Служанки переплетают Эйлин волосы, закалывают простыми шпильками, а потом вставляют широкую шпильку, от которой струится черный атлас, спускающийся до лопаток и покрывающий плечи. Потом они берут ярко-красную розу и пришивают ее к верхнему платью слева.
— Очередной способ короля унизить меня? — нейтральным тоном спрашивает Эйлин, кивая на цветок, вспоминая день примерки свадебного платья и саму свадьбу, где искусственный цветок из ткани красовался у нее тоже на груди, но с правой стороны.
— Нет, Ваше Величество, — отвечает одна девушка. — Он символ скорби и печали.
Она же поправляет ожерелье на шее Эйлин и корону, говоря, что королева готова к провожанию гостей из замка. Сирена оглядывает себя в зеркале, ощущая себя еще мрачнее, чем вчера — наутро после свадьбы. Ведь сегодня смерть буквально витает по замку, она дышит в спины и лица и смеется своим скрипучим голосом. Эйлин читает молитву Морриган, выходит из своих покоев, впервые спускается к главному входу в замок, рассматривая деревянные двери с металлическими ставнями и железной решеткой, находящейся вверху. Ежится от холода, но с высоко поднятой головой проходит к собравшимся, вставая рядом с Леонардо, который также, как и все остальные присутствующие, облачен в траурные одеяния.
Впереди стоят кареты, рядом с ними собралась королевская чета Делиджентиа. У Дениз платье — далеко не траурное, самое обычное, светло-голубое, — но лицо покрыто черной легкой тканью. В таком же стиле одеты и ее дети — Эльза с Генрихом, стоящие чуть в стороне от матери, которая отдает распоряжения слугам. Ричард пару раз появляется в поле зрения, а в остальное время занимается подготовкой карет и их отправкой. Во второй карете окна полностью завешаны, на двери висит замок, и слуги к ней не подходят. Эйлин знает, что среди собравшихся находятся и ее родители, и король Лингума с женой, но сирена не имеет права к ним подойти. Дениз в последний раз все проверяет и подходит к ним с детьми и Ричардом.

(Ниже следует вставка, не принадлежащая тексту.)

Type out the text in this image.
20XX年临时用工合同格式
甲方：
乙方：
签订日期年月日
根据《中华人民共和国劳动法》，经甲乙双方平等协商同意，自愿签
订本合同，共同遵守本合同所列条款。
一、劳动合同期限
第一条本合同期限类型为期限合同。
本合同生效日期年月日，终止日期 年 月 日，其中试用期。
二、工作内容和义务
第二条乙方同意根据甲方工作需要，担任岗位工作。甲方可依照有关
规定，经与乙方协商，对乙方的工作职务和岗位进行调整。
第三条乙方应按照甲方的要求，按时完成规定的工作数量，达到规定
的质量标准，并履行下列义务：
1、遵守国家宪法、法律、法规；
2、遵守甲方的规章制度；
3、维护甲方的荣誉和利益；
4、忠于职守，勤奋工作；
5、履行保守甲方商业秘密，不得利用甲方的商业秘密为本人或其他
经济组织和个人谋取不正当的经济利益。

— Еще раз поздравляю Ваши Величества со свадьбой. Мне жаль, что такой важный день, как венчание, был омрачен трагедией. Но мне хочется верить, что в скором будущем преступник будет найден, а наши Королевства станут еще крепче в связи с общим горем, — мягко говорит вдовствующая принцесса Делиджентиа. — Буду ждать от вас, Леонардо Кастильо, известий и те акты, о которых мы договорились.
— Благодарю за ваши пожелания, Ваше Величество, — целует протянутую руку король Кастильо. — Все непременно. Известите меня, как доберетесь.
Дениз благородно кивает и подходит к королеве Сейлан, та ее обнимает, что-то шепчет и одобряюще кивает, к ней же подключается и Селестина, что крепко сжимает руки сестры и едва-едва улыбается, но в глазах скорбь и холодная пустота. Эйлин не сразу замечает, как к ней подходит Эльза.
— Ваше Величество, пусть боги будут к вам благосклонны. Я буду за вас молиться Бригид.
— Благодарю, Ваше Высочество, — улыбается Эйлин, вспоминая богиню из своего подводного мира с таким же именем. — Если вам станет грустно или одиноко, вы можете мне написать. Я с удовольствием отвечу.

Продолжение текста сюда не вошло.